Sebi amends MF rules; asks fund houses to invest in NFO depending on risk level

By: |
August 06, 2021 6:51 PM

In case of violation of the new provisions, Sebi may pass an order suspending the launch of any scheme of a mutual fund for a period not exceeding one year and forfeit the amount invested by an asset management company in any of its schemes.

The current rule requires an investment of 1 per cent of the amount raised in a New Fund Offer (NFO) or an amount of Rs 50 lakh, whichever is less.The current rule requires an investment of 1 per cent of the amount raised in a New Fund Offer (NFO) or an amount of Rs 50 lakh, whichever is less.

Capital markets regulator Sebi has amended mutual fund rules, which require fund houses to invest in their own schemes depending on the risk level to ensure ‘skin in the game’.

The current rule requires an investment of 1 per cent of the amount raised in a New Fund Offer (NFO) or an amount of Rs 50 lakh, whichever is less.

In a notification, Sebi said the asset management companies (AMCs) will have to invest in their own schemes based on its risk level.

“The asset management company shall invest such amounts in such schemes of the mutual fund, based on the risks associated with the schemes, as may be specified by the Board from time to time,” Sebi said.

However, the regulator has not quantified the minimum amount that needs to be invested by the fund houses.

According to market experts, fund houses will have to invest more in riskier schemes like equity funds compared to less risky offers like debt funds.

In case of violation of the new provisions, Sebi may pass an order suspending the launch of any scheme of a mutual fund for a period not exceeding one year and forfeit the amount invested by an asset management company in any of its schemes.

This is subject to the condition that the no order will be passed without giving an opportunity of hearing to the party, the regulator said.

The new mutual fund rules will come into force on the 270th day from the date of their publication in the official Gazette, according to the notification dated August 5.

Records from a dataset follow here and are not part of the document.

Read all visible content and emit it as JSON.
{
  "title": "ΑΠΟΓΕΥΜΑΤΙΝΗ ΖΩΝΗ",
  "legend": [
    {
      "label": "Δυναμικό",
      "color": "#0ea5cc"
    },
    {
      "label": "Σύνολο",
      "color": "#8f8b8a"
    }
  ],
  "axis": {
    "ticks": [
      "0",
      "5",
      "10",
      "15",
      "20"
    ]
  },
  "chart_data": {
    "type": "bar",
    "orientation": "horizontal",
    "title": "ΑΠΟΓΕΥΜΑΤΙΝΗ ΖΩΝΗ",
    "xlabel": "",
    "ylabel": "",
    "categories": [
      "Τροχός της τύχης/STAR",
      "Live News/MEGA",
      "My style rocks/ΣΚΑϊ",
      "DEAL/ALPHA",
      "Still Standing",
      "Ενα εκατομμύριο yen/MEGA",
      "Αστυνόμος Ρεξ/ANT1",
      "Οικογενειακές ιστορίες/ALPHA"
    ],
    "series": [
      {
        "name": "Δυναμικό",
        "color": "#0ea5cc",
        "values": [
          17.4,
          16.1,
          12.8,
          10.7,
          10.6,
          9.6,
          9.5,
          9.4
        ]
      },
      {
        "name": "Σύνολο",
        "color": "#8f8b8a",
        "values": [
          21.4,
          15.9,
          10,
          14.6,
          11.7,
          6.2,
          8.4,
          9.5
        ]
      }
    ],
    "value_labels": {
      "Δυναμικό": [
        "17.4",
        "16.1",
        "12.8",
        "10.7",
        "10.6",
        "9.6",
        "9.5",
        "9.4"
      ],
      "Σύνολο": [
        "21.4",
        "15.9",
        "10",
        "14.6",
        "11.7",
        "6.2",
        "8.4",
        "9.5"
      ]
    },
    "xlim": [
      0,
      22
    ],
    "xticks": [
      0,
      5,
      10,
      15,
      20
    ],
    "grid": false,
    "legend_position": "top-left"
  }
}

In June, Sebi’s board had approved amendment to mutual fund rules to provide for investment of a minimum amount as ‘skin in the game’ in the MF schemes by AMCs based on the risk, instead of the current requirement of 1 per cent of the amount raised in NFO or Rs 50 lakh, whichever is less.

In a separate notification dated August 3, the regulator said it will have the right to investigate into complaints received from investors and clients in respect of the rating of securities.

Sebi will have the power to “investigate into complaints received from investors and clients in respect of the rating of securities or any other person on any matter having a bearing on activities of credit rating agency which relate to the rating of securities that are listed or proposed to be listed on a stock exchange.”

To give effect to this, the Securities and Exchange Board of India (Sebi) has amended credit rating agencies rules.